Is it more, though? Or do special filters and photo editing apps make us less than all we could be if we simply showed authenticity?
Authenticity is a rarity in our culture, but one woman from the United Kingdom is standing up and showing the world what being true to who you are is all about.
Thirty-two-year-old Samantha Renke was born with a genetic condition known as osteogenesis imperfecta, or in layman’s terms “brittle bone disease.”
“I’ve had over 200 fractures in my life,” she told The Wright Stuff. “I actually had fractures whilst I was in my mum’s belly.”
Renke shared how the doctors had no idea she had the condition in utero, so when they delivered her they broke her bones at birth.
Though Renke lives with this rare disability, it hasn’t stopped her from living life to the fullest and advocating for others with disabilities to do the same.
Not only does this amazing woman campaign for accessible homes in the U.K., but she also writes for the Huffington Post and has appeared as a panelist on London’s “Loose Women.”
— Samantha Renke (@samrenke) September 12, 2018
“I wouldn’t change myself at all,” she said on Loose Women in July. “I get to do so many amazing things.”
Amazing is right.

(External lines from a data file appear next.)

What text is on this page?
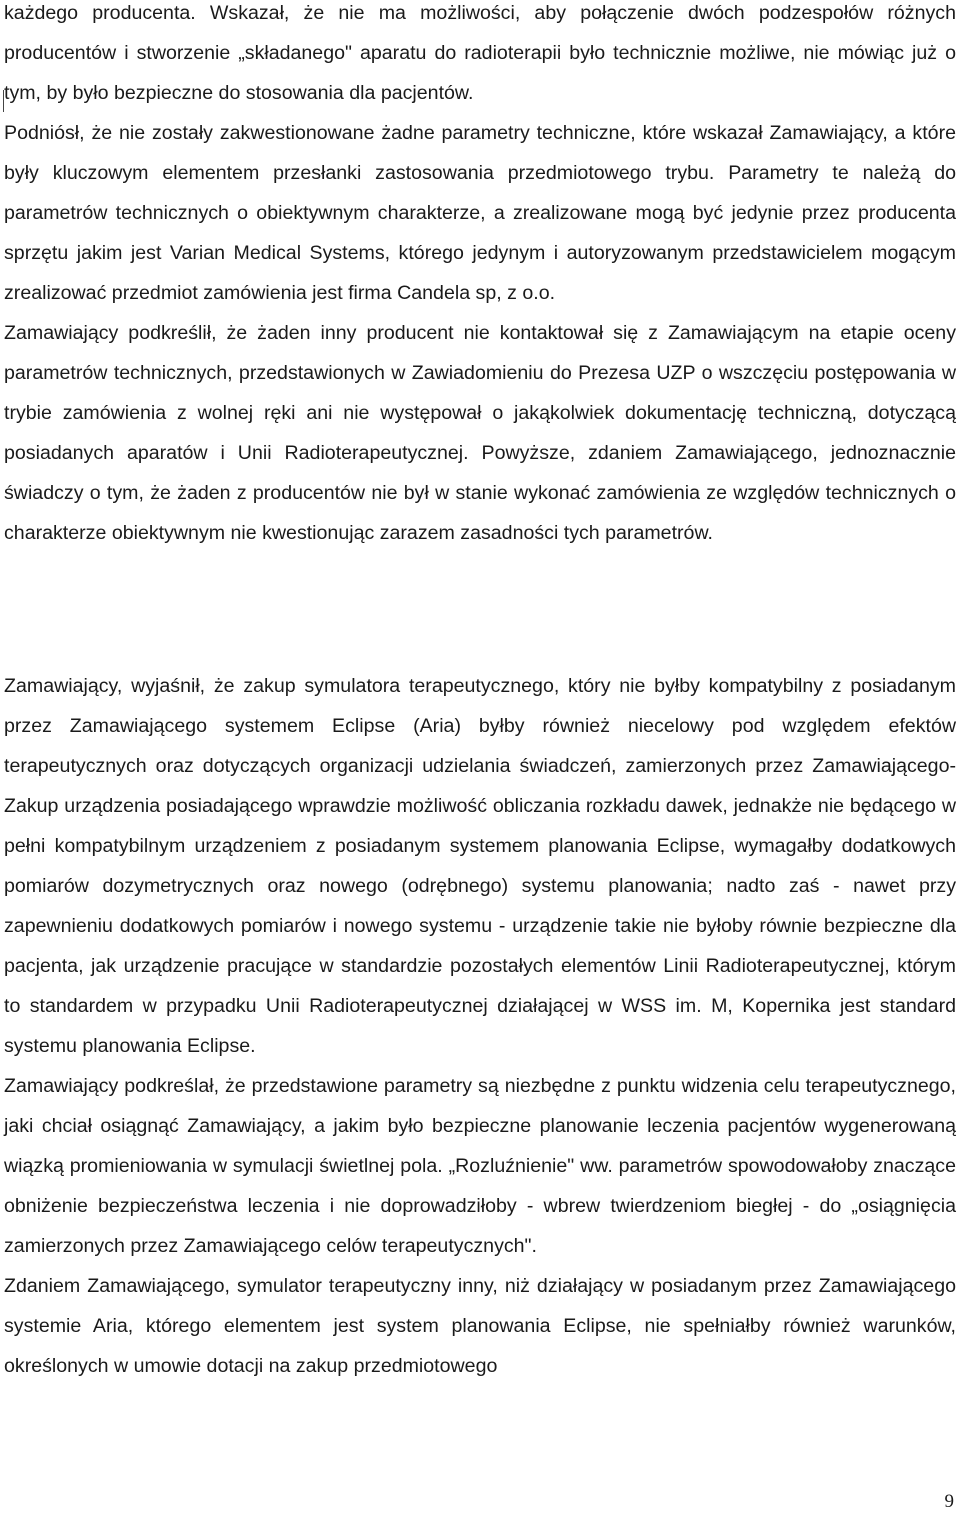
każdego producenta. Wskazał, że nie ma możliwości, aby połączenie dwóch podzespołów różnych producentów i stworzenie „składanego" aparatu do radioterapii było technicznie możliwe, nie mówiąc już o tym, by było bezpieczne do stosowania dla pacjentów.

Podniósł, że nie zostały zakwestionowane żadne parametry techniczne, które wskazał Zamawiający, a które były kluczowym elementem przesłanki zastosowania przedmiotowego trybu. Parametry te należą do parametrów technicznych o obiektywnym charakterze, a zrealizowane mogą być jedynie przez producenta sprzętu jakim jest Varian Medical Systems, którego jedynym i autoryzowanym przedstawicielem mogącym zrealizować przedmiot zamówienia jest firma Candela sp, z o.o.

Zamawiający podkreślił, że żaden inny producent nie kontaktował się z Zamawiającym na etapie oceny parametrów technicznych, przedstawionych w Zawiadomieniu do Prezesa UZP o wszczęciu postępowania w trybie zamówienia z wolnej ręki ani nie występował o jakąkolwiek dokumentację techniczną, dotyczącą posiadanych aparatów i Unii Radioterapeutycznej. Powyższe, zdaniem Zamawiającego, jednoznacznie świadczy o tym, że żaden z producentów nie był w stanie wykonać zamówienia ze względów technicznych o charakterze obiektywnym nie kwestionując zarazem zasadności tych parametrów.

Zamawiający, wyjaśnił, że zakup symulatora terapeutycznego, który nie byłby kompatybilny z posiadanym przez Zamawiającego systemem Eclipse (Aria) byłby również niecelowy pod względem efektów terapeutycznych oraz dotyczących organizacji udzielania świadczeń, zamierzonych przez Zamawiającego- Zakup urządzenia posiadającego wprawdzie możliwość obliczania rozkładu dawek, jednakże nie będącego w pełni kompatybilnym urządzeniem z posiadanym systemem planowania Eclipse, wymagałby dodatkowych pomiarów dozymetrycznych oraz nowego (odrębnego) systemu planowania; nadto zaś - nawet przy zapewnieniu dodatkowych pomiarów i nowego systemu - urządzenie takie nie byłoby równie bezpieczne dla pacjenta, jak urządzenie pracujące w standardzie pozostałych elementów Linii Radioterapeutycznej, którym to standardem w przypadku Unii Radioterapeutycznej działającej w WSS im. M, Kopernika jest standard systemu planowania Eclipse.

Zamawiający podkreślał, że przedstawione parametry są niezbędne z punktu widzenia celu terapeutycznego, jaki chciał osiągnąć Zamawiający, a jakim było bezpieczne planowanie leczenia pacjentów wygenerowaną wiązką promieniowania w symulacji świetlnej pola. „Rozluźnienie" ww. parametrów spowodowałoby znaczące obniżenie bezpieczeństwa leczenia i nie doprowadziłoby - wbrew twierdzeniom biegłej - do „osiągnięcia zamierzonych przez Zamawiającego celów terapeutycznych".

Zdaniem Zamawiającego, symulator terapeutyczny inny, niż działający w posiadanym przez Zamawiającego systemie Aria, którego elementem jest system planowania Eclipse, nie spełniałby również warunków, określonych w umowie dotacji na zakup przedmiotowego

9
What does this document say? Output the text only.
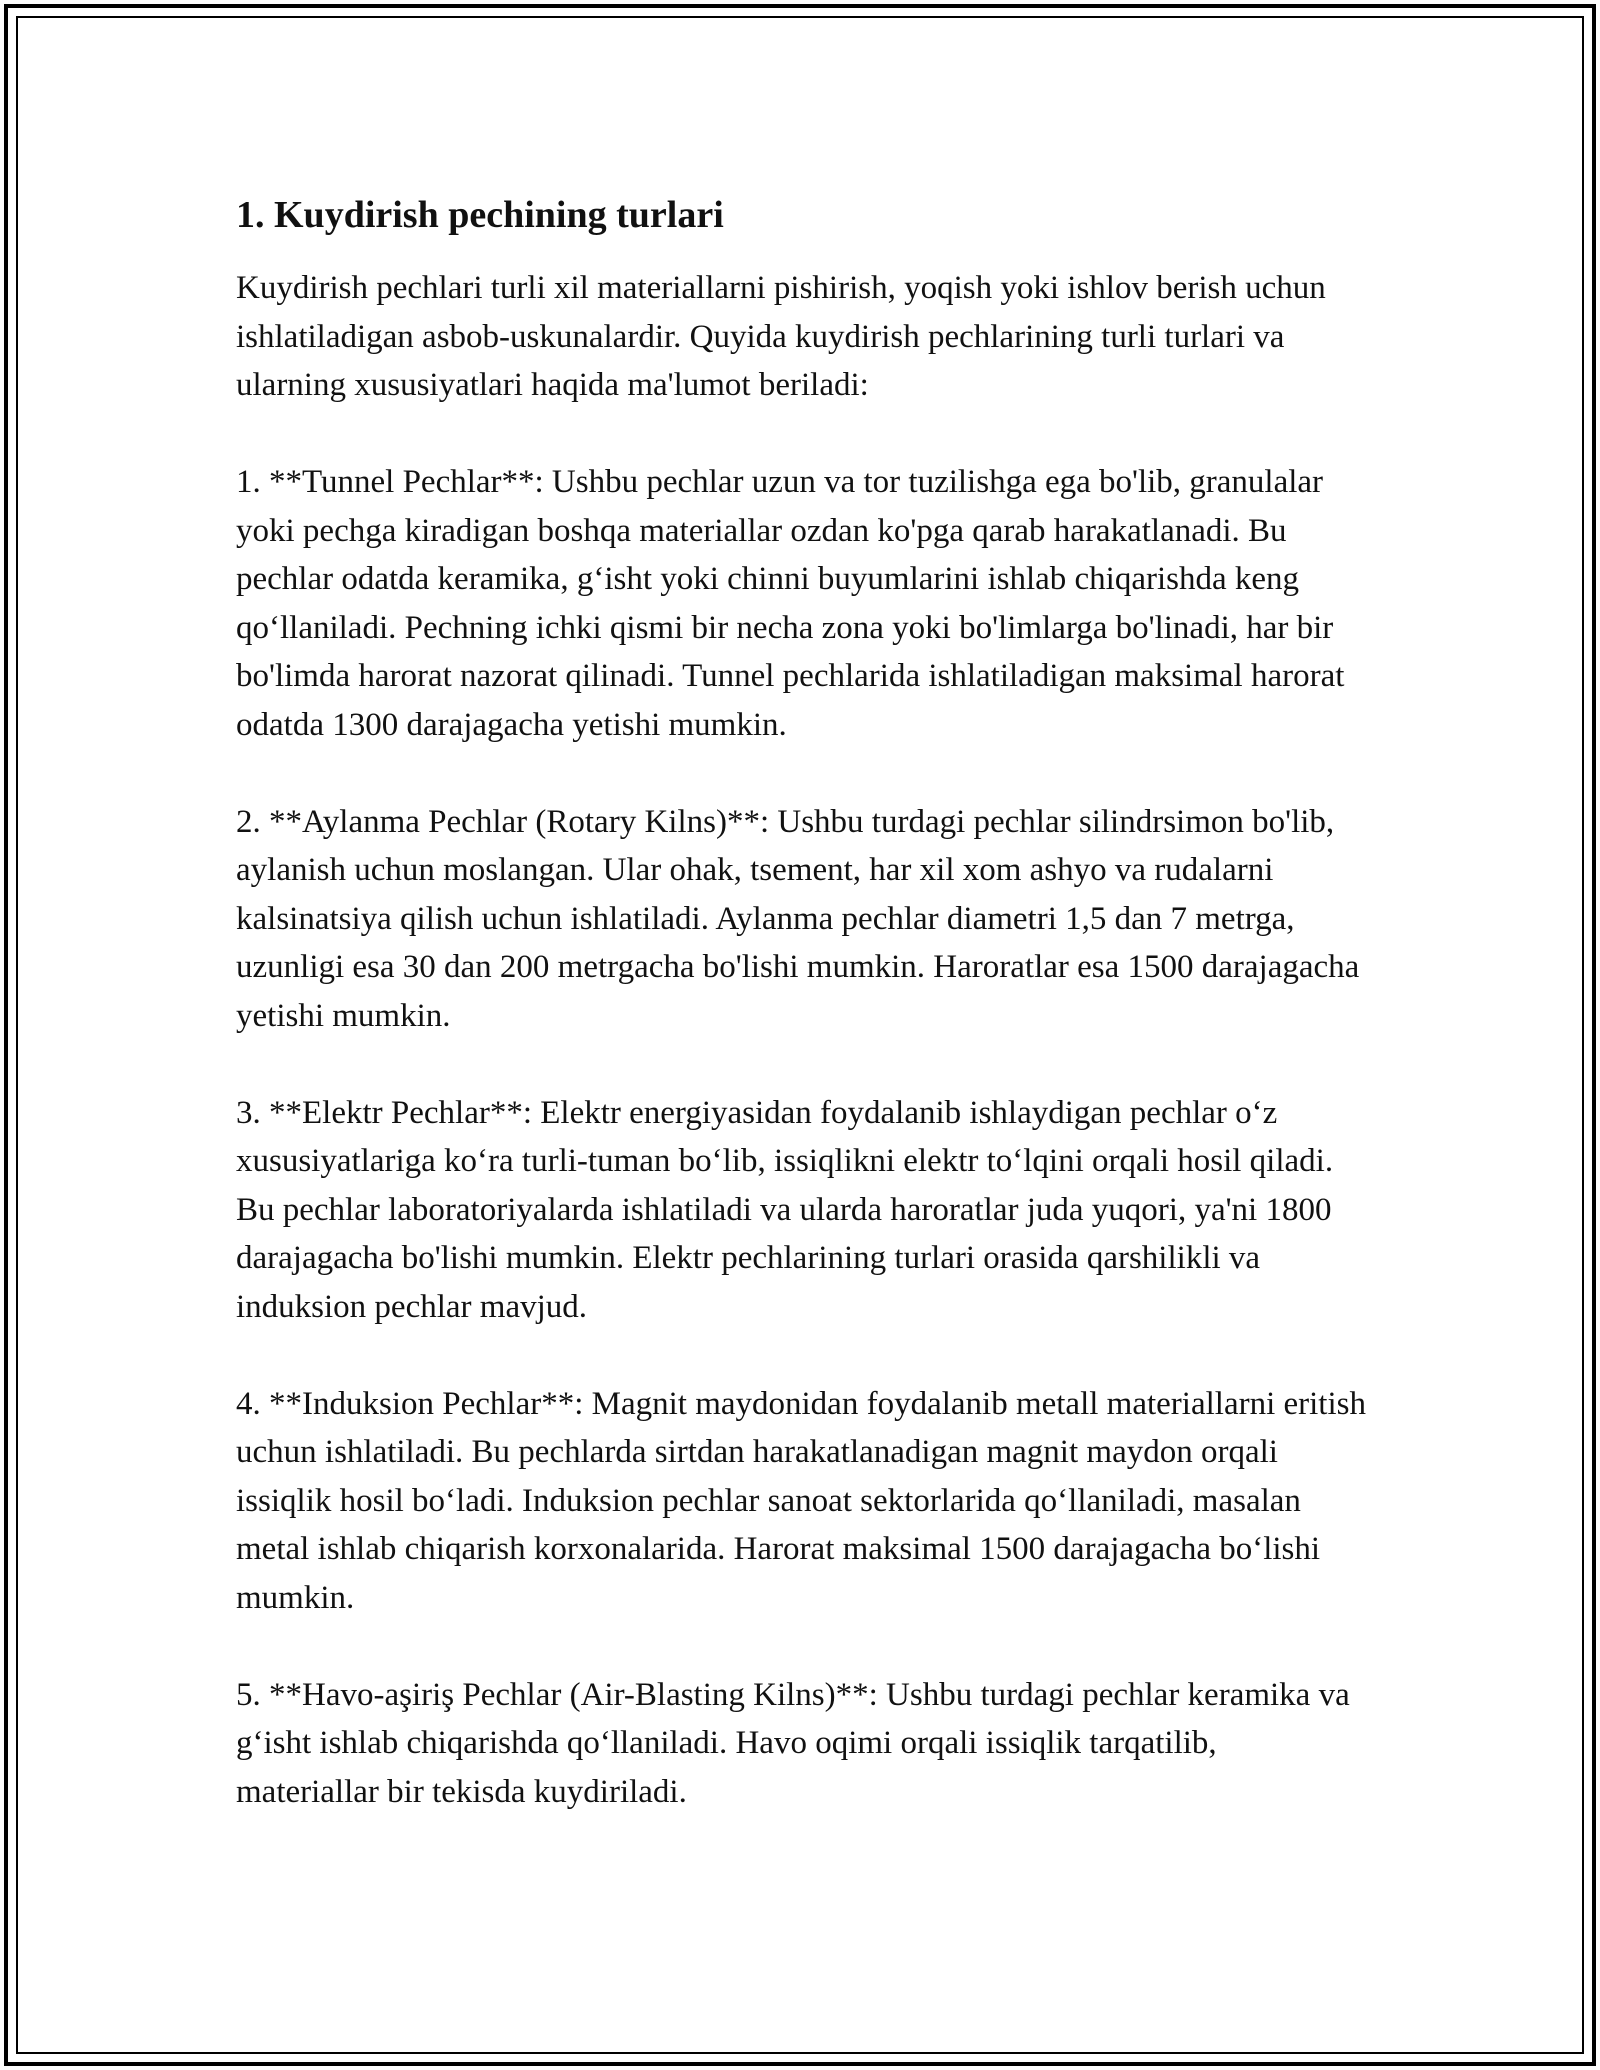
1. Kuydirish pechining turlari

Kuydirish pechlari turli xil materiallarni pishirish, yoqish yoki ishlov berish uchun ishlatiladigan asbob-uskunalardir. Quyida kuydirish pechlarining turli turlari va ularning xususiyatlari haqida ma'lumot beriladi:

1. **Tunnel Pechlar**: Ushbu pechlar uzun va tor tuzilishga ega bo'lib, granulalar yoki pechga kiradigan boshqa materiallar ozdan ko'pga qarab harakatlanadi. Bu pechlar odatda keramika, g‘isht yoki chinni buyumlarini ishlab chiqarishda keng qo‘llaniladi. Pechning ichki qismi bir necha zona yoki bo'limlarga bo'linadi, har bir bo'limda harorat nazorat qilinadi. Tunnel pechlarida ishlatiladigan maksimal harorat odatda 1300 darajagacha yetishi mumkin.

2. **Aylanma Pechlar (Rotary Kilns)**: Ushbu turdagi pechlar silindrsimon bo'lib, aylanish uchun moslangan. Ular ohak, tsement, har xil xom ashyo va rudalarni kalsinatsiya qilish uchun ishlatiladi. Aylanma pechlar diametri 1,5 dan 7 metrga, uzunligi esa 30 dan 200 metrgacha bo'lishi mumkin. Haroratlar esa 1500 darajagacha yetishi mumkin.

3. **Elektr Pechlar**: Elektr energiyasidan foydalanib ishlaydigan pechlar o‘z xususiyatlariga ko‘ra turli-tuman bo‘lib, issiqlikni elektr to‘lqini orqali hosil qiladi. Bu pechlar laboratoriyalarda ishlatiladi va ularda haroratlar juda yuqori, ya'ni 1800 darajagacha bo'lishi mumkin. Elektr pechlarining turlari orasida qarshilikli va induksion pechlar mavjud.

4. **Induksion Pechlar**: Magnit maydonidan foydalanib metall materiallarni eritish uchun ishlatiladi. Bu pechlarda sirtdan harakatlanadigan magnit maydon orqali issiqlik hosil bo‘ladi. Induksion pechlar sanoat sektorlarida qo‘llaniladi, masalan metal ishlab chiqarish korxonalarida. Harorat maksimal 1500 darajagacha bo‘lishi mumkin.

5. **Havo-aşiriş Pechlar (Air-Blasting Kilns)**: Ushbu turdagi pechlar keramika va g‘isht ishlab chiqarishda qo‘llaniladi. Havo oqimi orqali issiqlik tarqatilib, materiallar bir tekisda kuydiriladi.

Renke wrote a Huffington Post article and talked about how she acted in the indie film “Little Devil,” and also had the privilege of appearing in a television ad for Maltesers candy.
Her appearance in the ad sparked bullying on social media. But Renke’s outlook has remained positive as she continues to spread awareness about living with a disability.
“Disability hate speech seems to be a growing issue,” she wrote in another article for Huffington Post. “I truly believe schools have a responsibility to not only tackle all types of bullying, but to prepare young people … by creating classrooms that celebrate difference.”